The spokesman for the Iranian Foreign Ministry, Esmaeil Baqaei, strongly lashed out this Friday at the French Foreign Minister, Jean-Noël Barrot, whom he holds responsible for "complicity" and "hypocrisy" after the head of the French diplomacy recently stated that the Iranian citizenry was "the big loser of the agreement" reached between the United States and Iran.
"Mr.
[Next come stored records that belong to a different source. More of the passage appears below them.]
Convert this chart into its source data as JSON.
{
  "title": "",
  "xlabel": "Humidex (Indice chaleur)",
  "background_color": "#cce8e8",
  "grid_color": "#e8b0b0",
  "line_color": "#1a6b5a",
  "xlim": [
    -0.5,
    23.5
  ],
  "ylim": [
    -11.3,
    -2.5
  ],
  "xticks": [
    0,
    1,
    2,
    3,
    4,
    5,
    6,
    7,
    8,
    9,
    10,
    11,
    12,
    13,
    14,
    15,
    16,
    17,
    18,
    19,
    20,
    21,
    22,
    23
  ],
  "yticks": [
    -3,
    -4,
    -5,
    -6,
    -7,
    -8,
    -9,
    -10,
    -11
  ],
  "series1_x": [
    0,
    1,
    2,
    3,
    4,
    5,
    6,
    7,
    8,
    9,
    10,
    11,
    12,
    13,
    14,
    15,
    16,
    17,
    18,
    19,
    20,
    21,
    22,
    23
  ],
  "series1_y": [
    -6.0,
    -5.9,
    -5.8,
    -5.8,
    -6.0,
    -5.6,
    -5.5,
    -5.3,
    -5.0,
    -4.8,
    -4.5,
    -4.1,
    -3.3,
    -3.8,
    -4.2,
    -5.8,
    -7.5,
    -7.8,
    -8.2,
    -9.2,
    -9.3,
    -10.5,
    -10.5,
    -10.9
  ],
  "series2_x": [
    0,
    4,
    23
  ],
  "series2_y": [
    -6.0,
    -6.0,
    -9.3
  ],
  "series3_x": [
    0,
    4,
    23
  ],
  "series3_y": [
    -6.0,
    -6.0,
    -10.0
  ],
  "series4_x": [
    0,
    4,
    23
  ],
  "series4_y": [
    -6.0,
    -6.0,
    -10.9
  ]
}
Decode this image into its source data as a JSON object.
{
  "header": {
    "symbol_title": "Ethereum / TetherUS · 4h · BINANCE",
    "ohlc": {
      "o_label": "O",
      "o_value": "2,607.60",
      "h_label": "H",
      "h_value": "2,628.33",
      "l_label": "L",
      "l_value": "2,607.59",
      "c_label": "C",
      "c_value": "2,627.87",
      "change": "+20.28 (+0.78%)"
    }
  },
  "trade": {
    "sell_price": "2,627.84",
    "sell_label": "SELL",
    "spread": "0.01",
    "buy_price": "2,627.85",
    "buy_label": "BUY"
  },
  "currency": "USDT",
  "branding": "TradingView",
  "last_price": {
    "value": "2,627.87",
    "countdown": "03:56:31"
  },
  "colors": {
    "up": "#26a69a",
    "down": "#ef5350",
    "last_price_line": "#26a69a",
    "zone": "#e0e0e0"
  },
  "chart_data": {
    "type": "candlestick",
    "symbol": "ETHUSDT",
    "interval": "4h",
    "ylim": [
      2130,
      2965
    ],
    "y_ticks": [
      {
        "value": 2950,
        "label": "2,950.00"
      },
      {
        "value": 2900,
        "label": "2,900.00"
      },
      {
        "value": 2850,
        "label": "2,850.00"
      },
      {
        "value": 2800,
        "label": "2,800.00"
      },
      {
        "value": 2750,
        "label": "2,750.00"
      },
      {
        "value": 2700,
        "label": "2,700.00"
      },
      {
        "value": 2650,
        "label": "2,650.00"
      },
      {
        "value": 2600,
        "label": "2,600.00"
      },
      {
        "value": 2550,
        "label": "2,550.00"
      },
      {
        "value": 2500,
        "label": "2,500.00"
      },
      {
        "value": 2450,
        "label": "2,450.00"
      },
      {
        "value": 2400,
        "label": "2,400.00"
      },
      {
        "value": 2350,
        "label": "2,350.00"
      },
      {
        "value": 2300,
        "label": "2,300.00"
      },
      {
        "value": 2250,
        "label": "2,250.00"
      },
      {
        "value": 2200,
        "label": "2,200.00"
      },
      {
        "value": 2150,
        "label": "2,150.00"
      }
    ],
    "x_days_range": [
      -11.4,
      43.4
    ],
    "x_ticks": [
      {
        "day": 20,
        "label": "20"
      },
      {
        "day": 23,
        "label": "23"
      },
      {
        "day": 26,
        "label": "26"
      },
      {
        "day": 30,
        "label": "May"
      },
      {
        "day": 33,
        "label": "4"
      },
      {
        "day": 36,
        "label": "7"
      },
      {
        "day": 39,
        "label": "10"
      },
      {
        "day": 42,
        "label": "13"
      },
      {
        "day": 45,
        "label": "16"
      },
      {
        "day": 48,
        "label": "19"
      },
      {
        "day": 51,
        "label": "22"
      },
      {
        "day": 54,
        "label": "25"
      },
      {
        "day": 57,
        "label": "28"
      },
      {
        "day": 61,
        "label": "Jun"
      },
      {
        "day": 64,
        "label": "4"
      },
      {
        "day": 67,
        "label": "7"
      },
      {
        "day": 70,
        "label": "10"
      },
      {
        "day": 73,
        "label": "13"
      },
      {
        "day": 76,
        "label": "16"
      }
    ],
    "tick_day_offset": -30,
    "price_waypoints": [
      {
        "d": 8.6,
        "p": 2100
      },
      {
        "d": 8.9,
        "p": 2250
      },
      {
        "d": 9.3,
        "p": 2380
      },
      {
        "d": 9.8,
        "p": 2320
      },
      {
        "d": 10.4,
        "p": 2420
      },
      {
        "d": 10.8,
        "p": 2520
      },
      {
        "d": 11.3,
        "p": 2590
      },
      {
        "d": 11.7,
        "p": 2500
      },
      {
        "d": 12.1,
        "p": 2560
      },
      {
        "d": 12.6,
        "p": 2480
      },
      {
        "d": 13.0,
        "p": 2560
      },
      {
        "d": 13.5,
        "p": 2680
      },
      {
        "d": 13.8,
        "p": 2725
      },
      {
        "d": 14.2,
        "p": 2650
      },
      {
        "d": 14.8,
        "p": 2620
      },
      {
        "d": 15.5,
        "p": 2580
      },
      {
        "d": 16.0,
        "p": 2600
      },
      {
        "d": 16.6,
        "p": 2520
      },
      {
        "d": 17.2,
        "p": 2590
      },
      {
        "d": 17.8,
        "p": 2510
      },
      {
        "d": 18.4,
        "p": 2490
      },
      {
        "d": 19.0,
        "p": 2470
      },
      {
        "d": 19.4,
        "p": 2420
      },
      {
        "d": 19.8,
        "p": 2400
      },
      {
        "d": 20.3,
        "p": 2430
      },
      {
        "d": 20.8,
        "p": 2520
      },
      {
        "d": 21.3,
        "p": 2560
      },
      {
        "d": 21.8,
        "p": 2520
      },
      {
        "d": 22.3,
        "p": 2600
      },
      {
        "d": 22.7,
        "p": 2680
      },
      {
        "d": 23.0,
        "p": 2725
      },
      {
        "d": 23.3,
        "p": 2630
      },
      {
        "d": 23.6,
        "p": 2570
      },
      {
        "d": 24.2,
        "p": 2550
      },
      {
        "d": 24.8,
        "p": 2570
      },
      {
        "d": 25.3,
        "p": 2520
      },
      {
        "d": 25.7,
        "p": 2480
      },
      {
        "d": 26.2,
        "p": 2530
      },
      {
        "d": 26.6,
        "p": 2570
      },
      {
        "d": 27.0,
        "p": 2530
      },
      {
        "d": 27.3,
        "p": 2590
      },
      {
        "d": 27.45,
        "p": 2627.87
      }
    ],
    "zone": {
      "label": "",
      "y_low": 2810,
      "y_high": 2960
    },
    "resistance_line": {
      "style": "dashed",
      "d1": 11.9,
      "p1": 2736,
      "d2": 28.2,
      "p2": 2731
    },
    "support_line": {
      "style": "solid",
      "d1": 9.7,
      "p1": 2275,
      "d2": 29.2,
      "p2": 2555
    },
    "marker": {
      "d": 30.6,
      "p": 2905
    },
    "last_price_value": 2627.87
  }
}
Minister, hypocrisy remains a distinctive feature of French political culture; a vice that, as Molière rightly observed in his 1664 masterpiece, Tartuffe, or the Impostor, 'has become fashionable.' You remained silent - and even became complicit - while Iranian cities were savagely bombed and innocent citizens were massacred," argued the Iranian spokesman.
The origin of the diplomatic clash lies in an interview in which Barrot maintained that the population of Iran is "the big loser of the war" after the pre-agreement sealed between Washington and Tehran, presenting the Persian country as a society "trapped between repression" (by the Iranian Government) and bombings (by the United States and Israel).
The Foreign Ministry representative in Tehran also resorted to irony to criticize Paris's sudden awakening of "selective conscience," considering that France only positions itself as a defender of human rights on the international stage when it aligns with its strategic priorities.
This exchange of accusations occurs in the context of the pre-agreement sealed between Washington and Tehran, materialized last Wednesday night with a 60-day truce, during which an attempt will be made to close a definitive pact covering the Iranian nuclear program, the unrestricted reopening of the Strait of Hormuz, and the establishment of a reconstruction fund valued at 300 billion dollars (about 260 billion euros).
During this negotiation period, the White House plans to provisionally suspend sanctions on Iran's oil and petrochemical products, in addition to proceeding with the unblocking of Iranian assets and properties held abroad.
This new diplomatic incident also intensifies tensions between Iran and European capitals. At the beginning of the month, the Iranian Executive had already described the European Union as "hypocritical" for censoring its retaliatory attacks against US bases, actions that Tehran emphatically defends as covered by "legitimate defense".